Saturday, April 19, 2008

Alcohol and our culture

Whenever I hear a politician or an "outraged" parent group speak to the evils of violent video games, I think of alcohol.  It is amazing this stuff is actually legal.  Consider a day like March 17th, St patricks day, and a place like Boston.  You will see people so completely wasted that they are barely able to walk, or put together a coherent sentence. And this stuff is legal!!  Whenever you have a violent school shooting, or handgun violence, it is on the news because it is so rare (except in the inner city)

  But alcohol is responsible for nearly half of all traffic fatalities and accidents, but it is so commonplace that we become desensitized to it, and the news stops reporting it, like its "breaking news"The proportion of outrage versus actual harm is totally out of wack.  Politicians love to say, "We need to get guns out of the hands of our students"  But alcohol causes exponentially more harm to students then guns do.  Why don't you hear politicians saying, "We need to ban alcohol!"  Why not?  Of course the first thing that pops into my head is money and lobbyist influence.  

Alcohol is both celebrated as one of the joys of life, but it is simultaneous responsible for bringing about an enormous degree of misery in our life.  (death, injury,phycological pain )This is a very weird thing if you think about it.

 95% of the BS that I have to put up with at Dodger Stadium from other fans around me is due to alcohol.  But they sell the stuff for an amazing markup..and the profitability is enormous.  So stadiums are willing to sell it because it is a goldmine pure and simple.  I was at Mammoth last weekend, and I saw two 20 somethings doing a shot at 10:00 in the morning before they went skiing for crying out loud!!  Why would the bar sell serve them so early in the morning?  

You see billions of dollars worth of advertising constantly to push a product that does more harm to society than anything I can think of.  So here is what I would do if I was in charge....1.  cut off the TV advertising like they did with cigarettes in the 1970's  2.  Invent a BAC meter that everyone would wear in a bar that would monitor their content.....have everyone who enters the bar surrender their keys to the bartender....if you are near .08 then you don't get your keys.  3.  Prohibit the public sale until after 3:00 PM every day 4.  Prohibit the sale in all sporting arenas.  5.  Don't sell it in the town of Mammoth Lakes until after the mountain is closed.  

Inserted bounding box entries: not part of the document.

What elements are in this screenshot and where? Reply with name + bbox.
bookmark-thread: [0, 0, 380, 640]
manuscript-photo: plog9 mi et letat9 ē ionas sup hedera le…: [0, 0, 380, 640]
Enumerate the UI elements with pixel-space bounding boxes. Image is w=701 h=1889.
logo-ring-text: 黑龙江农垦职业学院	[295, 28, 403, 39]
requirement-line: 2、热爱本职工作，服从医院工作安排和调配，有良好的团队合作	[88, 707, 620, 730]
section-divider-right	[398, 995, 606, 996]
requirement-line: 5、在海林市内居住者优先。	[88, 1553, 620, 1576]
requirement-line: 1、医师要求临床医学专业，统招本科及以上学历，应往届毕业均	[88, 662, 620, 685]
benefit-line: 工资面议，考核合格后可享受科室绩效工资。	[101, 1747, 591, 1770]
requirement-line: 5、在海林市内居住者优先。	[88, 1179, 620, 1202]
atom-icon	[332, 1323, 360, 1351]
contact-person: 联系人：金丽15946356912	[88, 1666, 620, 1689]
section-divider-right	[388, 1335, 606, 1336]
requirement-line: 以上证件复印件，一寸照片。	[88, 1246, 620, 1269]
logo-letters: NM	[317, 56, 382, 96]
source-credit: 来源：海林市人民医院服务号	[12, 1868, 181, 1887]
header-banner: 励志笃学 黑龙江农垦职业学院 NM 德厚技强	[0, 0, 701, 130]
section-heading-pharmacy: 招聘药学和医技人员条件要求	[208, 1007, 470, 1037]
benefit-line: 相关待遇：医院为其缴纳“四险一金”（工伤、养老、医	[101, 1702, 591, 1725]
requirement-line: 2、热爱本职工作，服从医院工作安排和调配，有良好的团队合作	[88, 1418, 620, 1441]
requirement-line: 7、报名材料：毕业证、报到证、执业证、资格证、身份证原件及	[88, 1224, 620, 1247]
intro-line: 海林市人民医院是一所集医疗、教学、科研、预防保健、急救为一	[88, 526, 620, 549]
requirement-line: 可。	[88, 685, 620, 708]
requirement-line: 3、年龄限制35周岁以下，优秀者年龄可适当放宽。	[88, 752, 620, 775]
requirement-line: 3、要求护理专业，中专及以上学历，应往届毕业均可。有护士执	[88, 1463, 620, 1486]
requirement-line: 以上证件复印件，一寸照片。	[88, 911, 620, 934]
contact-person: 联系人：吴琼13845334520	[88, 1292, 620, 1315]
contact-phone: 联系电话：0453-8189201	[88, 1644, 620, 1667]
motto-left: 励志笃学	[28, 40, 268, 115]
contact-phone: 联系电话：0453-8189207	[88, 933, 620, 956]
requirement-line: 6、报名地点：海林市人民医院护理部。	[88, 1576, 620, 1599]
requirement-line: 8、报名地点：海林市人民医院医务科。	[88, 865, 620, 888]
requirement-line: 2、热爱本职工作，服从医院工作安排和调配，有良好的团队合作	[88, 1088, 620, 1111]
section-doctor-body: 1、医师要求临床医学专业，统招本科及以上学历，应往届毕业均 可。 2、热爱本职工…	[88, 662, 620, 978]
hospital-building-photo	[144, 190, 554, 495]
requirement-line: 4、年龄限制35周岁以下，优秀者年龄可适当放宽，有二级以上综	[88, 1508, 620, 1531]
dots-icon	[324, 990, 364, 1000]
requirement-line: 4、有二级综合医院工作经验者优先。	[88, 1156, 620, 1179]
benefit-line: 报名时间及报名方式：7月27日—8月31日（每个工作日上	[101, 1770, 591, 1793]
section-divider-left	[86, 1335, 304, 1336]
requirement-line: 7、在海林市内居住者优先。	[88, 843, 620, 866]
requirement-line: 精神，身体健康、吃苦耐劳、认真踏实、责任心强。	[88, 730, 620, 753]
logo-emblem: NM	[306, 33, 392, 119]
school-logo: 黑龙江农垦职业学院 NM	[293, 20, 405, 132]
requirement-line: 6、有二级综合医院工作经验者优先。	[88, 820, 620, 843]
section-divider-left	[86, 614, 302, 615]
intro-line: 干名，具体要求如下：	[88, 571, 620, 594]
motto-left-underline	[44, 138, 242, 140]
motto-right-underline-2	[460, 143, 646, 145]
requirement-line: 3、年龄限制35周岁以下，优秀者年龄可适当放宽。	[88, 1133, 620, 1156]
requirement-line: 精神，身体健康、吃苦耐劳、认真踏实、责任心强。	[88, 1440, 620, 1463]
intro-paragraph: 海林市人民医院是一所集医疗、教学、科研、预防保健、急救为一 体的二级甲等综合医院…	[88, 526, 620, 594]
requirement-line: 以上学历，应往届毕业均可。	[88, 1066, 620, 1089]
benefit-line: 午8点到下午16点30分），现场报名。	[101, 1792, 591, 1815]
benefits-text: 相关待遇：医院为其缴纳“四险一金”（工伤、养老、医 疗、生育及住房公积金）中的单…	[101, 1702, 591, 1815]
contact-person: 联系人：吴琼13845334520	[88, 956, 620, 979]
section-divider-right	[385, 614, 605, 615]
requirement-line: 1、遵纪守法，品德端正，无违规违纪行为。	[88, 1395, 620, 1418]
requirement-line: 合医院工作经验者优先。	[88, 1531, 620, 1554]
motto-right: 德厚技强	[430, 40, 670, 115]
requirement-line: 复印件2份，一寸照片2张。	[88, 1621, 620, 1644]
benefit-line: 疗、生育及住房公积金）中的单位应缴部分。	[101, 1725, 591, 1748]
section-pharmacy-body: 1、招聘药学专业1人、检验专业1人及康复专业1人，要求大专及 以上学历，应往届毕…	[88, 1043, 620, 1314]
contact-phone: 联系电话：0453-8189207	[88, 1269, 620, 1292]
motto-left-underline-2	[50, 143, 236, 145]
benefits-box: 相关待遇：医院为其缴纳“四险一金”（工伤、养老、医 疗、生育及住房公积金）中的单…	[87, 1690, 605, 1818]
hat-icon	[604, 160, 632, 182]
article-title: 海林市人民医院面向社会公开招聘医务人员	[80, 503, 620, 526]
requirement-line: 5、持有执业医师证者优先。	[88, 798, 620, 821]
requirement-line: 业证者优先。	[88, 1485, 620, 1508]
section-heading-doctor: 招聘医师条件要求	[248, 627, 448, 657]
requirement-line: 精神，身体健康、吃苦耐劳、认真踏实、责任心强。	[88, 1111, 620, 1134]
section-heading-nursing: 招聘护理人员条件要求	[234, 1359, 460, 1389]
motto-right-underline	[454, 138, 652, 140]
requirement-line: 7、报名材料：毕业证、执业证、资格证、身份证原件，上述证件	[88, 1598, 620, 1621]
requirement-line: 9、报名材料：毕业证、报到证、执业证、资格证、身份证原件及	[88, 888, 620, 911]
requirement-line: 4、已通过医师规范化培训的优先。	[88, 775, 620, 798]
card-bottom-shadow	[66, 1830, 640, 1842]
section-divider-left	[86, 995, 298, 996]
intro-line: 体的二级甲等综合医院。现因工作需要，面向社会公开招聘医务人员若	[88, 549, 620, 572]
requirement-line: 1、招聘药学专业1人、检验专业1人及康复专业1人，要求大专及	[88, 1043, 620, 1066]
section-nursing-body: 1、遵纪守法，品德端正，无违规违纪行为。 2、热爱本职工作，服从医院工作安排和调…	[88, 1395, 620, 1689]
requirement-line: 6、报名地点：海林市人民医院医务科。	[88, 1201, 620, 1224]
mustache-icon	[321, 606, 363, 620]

Part of me feels a little silly for writing this post, because I like alcohol as much as the next guy.  I have even had an occasional beer at Dodger Stadium.....but I would be willing to give up a bit of my freedom to use this powerful drug, if by doing so, it will save hundreds of thousands of innocent lives.


Ryan Finley said...

Hey, lay off the last legal drug and pass me another bloody mary(ha ha). Thanks for a great time yesterday.

dole2obama said...

Big guy-
You have some very interesting ideas about booze. The problem is not alcohol, but the people who use it as an excuse to get "crazy" and fight etc. We are becoming a nanny state that takes away an individuals right to choose what they want to do to their bodies. Bud, Jack Daniels, Fess Parker etc, are legal because of the taxes they bring in. Besides, did we not try to make alcohol illegal in this country? (see the rise of Joe Kennedy, the Irish mafia, the "syndicate", "murder inc", the Gambino family, the Bonnano family, the Genevese family, the Luchesse family, the Giovanna family, Al Capone, cops on the take, the Westies, the North Pointers, Meyer Lansky, "Lucky" Luchiano, Ben "Bugsy" Siegal, Frank Sinatra Sr, Speakeasies) As old Joe used to say, "you cannot legislate morality." Or as some guy used to say, "for every action their is an equal and opposite reaction." At least prohibition put JFK in office.



Na zdrowie! Stay thirsty my friend.

bob riley said...


Interesting subject and probably one of the most complex issues for us as a society to address. As you point out, it is blatantly obvious that there are overwhelming negatives effects on individuals and society from the consumption of alcohol, yet we promote and encourage it. This despite the overwhelming personal and financial cost. But when our government tried to ban it our country rebelled and the unintended consequences (see Matt's comments)led to the repeal of prohibition. So where does that leave us? I believe the only effective way is to change the mind set of future generations and their attitude toward alcohol. Restricting advertising and sponsorships is a great beginning, but in the end it may all come down to personal responsibility.

Thanks for challenging us with this topic.